In the Batman comic books, Batman proposed to long-time love interest Catwoman. Issues after that focused on double dates with Superman and Lois Lane, Catwoman stealing her wedding dress and Batman figuring out how to break the news to his friends. Fans grew excited about the upcoming nuptials with each issue. Batman #50 was the final arc of that story, but things didn't entirely go according to what some fans wanted. In that issue, Catwoman decides that a happy Batman is not Batman at all and she leaves Bruce at the altar. That plot twist proved a divisive one for Batman fans.
Apparently, some fans took their anger way too far and issued death threats to writer Tom King, who wrote the issue. DC took those threats seriously, and King currently has a bodyguard at Comic-Con. King tweeted a photo of him and his bodyguard, mentioning the threats:
DC faced so much outrage over the release of Batman #50 that it decided to make the issue fully returnable.
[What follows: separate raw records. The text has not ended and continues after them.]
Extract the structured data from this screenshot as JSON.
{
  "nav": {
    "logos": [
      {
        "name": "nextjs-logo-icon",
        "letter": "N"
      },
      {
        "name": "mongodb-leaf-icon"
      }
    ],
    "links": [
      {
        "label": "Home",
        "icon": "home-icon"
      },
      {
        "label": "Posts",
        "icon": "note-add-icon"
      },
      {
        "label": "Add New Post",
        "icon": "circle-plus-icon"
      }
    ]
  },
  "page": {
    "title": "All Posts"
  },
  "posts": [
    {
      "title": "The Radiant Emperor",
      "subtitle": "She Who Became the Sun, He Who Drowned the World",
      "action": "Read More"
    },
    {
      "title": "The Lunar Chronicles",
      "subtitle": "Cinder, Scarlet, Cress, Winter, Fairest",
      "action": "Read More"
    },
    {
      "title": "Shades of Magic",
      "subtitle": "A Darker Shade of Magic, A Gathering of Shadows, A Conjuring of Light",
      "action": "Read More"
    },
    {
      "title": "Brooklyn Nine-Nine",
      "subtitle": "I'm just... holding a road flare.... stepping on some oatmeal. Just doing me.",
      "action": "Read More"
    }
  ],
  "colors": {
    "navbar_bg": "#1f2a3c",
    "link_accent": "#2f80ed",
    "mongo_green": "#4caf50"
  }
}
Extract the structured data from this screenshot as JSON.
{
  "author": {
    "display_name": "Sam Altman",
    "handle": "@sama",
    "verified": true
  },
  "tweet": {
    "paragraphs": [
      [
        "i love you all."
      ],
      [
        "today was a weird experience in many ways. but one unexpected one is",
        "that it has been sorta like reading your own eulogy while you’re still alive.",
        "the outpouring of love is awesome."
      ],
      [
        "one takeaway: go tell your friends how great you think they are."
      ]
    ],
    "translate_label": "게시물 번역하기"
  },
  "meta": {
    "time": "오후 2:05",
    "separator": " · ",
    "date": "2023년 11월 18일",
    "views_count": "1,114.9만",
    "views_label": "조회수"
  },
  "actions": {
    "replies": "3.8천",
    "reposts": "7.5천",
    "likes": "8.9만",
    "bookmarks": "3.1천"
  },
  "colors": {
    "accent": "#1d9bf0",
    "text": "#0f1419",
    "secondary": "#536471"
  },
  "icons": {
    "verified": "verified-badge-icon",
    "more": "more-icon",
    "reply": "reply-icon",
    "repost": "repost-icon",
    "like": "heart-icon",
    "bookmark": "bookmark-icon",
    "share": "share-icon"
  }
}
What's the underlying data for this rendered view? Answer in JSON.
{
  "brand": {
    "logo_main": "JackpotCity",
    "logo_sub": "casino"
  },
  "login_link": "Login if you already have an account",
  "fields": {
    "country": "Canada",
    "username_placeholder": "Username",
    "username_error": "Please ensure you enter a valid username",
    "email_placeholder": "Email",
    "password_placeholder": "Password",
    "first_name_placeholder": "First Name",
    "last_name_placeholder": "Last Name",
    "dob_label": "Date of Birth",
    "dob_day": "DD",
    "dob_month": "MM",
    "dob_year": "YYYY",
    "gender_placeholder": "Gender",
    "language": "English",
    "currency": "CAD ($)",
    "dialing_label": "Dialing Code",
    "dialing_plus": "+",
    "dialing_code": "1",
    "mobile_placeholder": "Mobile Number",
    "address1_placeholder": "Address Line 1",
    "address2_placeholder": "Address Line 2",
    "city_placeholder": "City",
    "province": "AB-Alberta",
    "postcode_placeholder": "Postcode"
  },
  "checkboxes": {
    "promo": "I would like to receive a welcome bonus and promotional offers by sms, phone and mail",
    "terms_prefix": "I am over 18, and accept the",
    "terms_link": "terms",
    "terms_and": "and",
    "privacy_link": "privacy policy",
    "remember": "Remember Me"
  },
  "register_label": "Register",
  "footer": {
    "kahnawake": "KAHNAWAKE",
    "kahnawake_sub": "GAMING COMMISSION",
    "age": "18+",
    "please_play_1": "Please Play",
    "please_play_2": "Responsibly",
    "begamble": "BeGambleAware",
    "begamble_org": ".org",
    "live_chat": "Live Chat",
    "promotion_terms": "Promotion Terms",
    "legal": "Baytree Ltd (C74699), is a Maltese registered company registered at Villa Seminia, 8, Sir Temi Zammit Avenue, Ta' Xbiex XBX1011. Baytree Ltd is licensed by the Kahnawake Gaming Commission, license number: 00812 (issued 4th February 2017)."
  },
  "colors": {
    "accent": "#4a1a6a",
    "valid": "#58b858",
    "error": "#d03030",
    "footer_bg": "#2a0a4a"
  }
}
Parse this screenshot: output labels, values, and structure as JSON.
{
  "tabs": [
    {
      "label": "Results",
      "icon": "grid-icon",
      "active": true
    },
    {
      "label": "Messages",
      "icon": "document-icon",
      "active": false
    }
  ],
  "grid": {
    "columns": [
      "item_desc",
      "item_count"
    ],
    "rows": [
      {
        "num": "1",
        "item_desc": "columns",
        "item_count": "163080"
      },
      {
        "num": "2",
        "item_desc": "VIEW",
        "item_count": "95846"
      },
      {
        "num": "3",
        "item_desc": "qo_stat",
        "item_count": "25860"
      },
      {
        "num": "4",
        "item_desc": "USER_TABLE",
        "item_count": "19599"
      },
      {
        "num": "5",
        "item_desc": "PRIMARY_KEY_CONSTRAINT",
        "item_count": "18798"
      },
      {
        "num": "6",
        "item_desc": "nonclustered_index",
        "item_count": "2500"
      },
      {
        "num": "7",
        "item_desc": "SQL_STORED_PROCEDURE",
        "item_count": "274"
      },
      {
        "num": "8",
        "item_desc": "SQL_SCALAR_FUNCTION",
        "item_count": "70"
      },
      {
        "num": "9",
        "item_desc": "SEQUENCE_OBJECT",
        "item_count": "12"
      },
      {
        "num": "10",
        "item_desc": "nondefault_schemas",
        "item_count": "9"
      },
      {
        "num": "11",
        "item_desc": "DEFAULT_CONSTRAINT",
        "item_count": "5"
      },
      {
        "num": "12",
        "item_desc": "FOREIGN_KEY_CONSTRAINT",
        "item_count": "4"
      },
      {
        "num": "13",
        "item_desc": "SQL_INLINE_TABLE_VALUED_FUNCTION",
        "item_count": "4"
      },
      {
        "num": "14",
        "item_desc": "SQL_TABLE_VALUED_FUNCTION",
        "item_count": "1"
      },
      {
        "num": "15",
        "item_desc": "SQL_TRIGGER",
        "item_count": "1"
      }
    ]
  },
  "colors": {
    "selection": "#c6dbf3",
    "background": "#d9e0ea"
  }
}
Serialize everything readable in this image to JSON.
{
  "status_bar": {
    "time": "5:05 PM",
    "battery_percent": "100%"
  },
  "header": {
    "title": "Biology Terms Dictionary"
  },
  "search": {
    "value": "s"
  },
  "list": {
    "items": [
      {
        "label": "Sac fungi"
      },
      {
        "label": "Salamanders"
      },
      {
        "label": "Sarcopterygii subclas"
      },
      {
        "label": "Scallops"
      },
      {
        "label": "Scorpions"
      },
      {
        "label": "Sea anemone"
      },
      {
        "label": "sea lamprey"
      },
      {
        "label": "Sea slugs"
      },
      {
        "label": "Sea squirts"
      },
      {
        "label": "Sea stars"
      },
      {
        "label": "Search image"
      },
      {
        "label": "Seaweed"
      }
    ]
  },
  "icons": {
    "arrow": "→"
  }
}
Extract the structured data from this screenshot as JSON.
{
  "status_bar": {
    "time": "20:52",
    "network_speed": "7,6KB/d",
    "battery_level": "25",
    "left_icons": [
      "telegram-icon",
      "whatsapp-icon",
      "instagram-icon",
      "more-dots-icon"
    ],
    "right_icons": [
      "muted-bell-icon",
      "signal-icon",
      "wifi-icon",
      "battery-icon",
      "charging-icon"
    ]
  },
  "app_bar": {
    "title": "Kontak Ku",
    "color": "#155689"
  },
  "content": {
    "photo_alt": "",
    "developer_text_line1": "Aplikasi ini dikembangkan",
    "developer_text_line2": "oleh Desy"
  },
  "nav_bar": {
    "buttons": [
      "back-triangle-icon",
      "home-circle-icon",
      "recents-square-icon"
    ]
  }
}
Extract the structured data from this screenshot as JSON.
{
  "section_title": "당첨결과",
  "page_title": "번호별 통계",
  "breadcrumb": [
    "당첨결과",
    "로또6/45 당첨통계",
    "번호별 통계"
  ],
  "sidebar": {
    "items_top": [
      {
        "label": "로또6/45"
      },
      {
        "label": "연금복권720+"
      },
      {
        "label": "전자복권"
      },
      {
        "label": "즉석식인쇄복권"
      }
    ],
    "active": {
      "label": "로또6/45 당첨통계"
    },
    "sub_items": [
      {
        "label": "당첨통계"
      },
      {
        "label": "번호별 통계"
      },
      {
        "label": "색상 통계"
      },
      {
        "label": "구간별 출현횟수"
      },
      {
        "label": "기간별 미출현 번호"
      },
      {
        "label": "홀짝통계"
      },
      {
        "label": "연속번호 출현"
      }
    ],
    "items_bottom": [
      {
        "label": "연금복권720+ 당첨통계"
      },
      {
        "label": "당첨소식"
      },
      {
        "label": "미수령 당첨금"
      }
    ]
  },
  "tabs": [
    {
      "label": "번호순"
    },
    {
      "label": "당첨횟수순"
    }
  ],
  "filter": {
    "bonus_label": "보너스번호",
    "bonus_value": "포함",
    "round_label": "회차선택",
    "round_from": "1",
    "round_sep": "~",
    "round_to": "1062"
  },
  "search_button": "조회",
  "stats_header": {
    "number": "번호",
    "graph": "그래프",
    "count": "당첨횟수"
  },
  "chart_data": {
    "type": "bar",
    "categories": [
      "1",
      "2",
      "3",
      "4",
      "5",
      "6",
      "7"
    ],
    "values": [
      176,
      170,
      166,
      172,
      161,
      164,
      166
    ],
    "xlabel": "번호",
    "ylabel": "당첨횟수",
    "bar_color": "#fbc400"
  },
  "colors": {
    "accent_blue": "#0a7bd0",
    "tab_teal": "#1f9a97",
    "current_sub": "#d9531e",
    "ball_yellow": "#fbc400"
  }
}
This was after retailers began expressing concern over fans coming into stores and demanding refunds. Not only that, but retailers also worried that the negative attitudes would leak over to further issues, including the new Catwoman title, which acted as a follow-up to the story.
While a Batman and Catwoman wedding might work in the movies, comic books have a long history of something called "the illusion of change." In comics, superheroes often get the opportunity to experience significant life changes, but in the end, they cannot change too much because writers reason that they would no longer have the same qualities that fans fell in love with in the first place. A wedding between Batman and Catwoman could shake up Batman's world too much, mainly painting writers into a corner for future stories about the character.
Although it is okay for fans not to like how the story went, it is not alright for them to issue death threats to the creator. In the end, creators owe fans nothing but a good story, and King delivered it. Even if it wasn't the story that they wanted, fans need to learn to respect the creative process and understand that those stories don't and never will belong to them.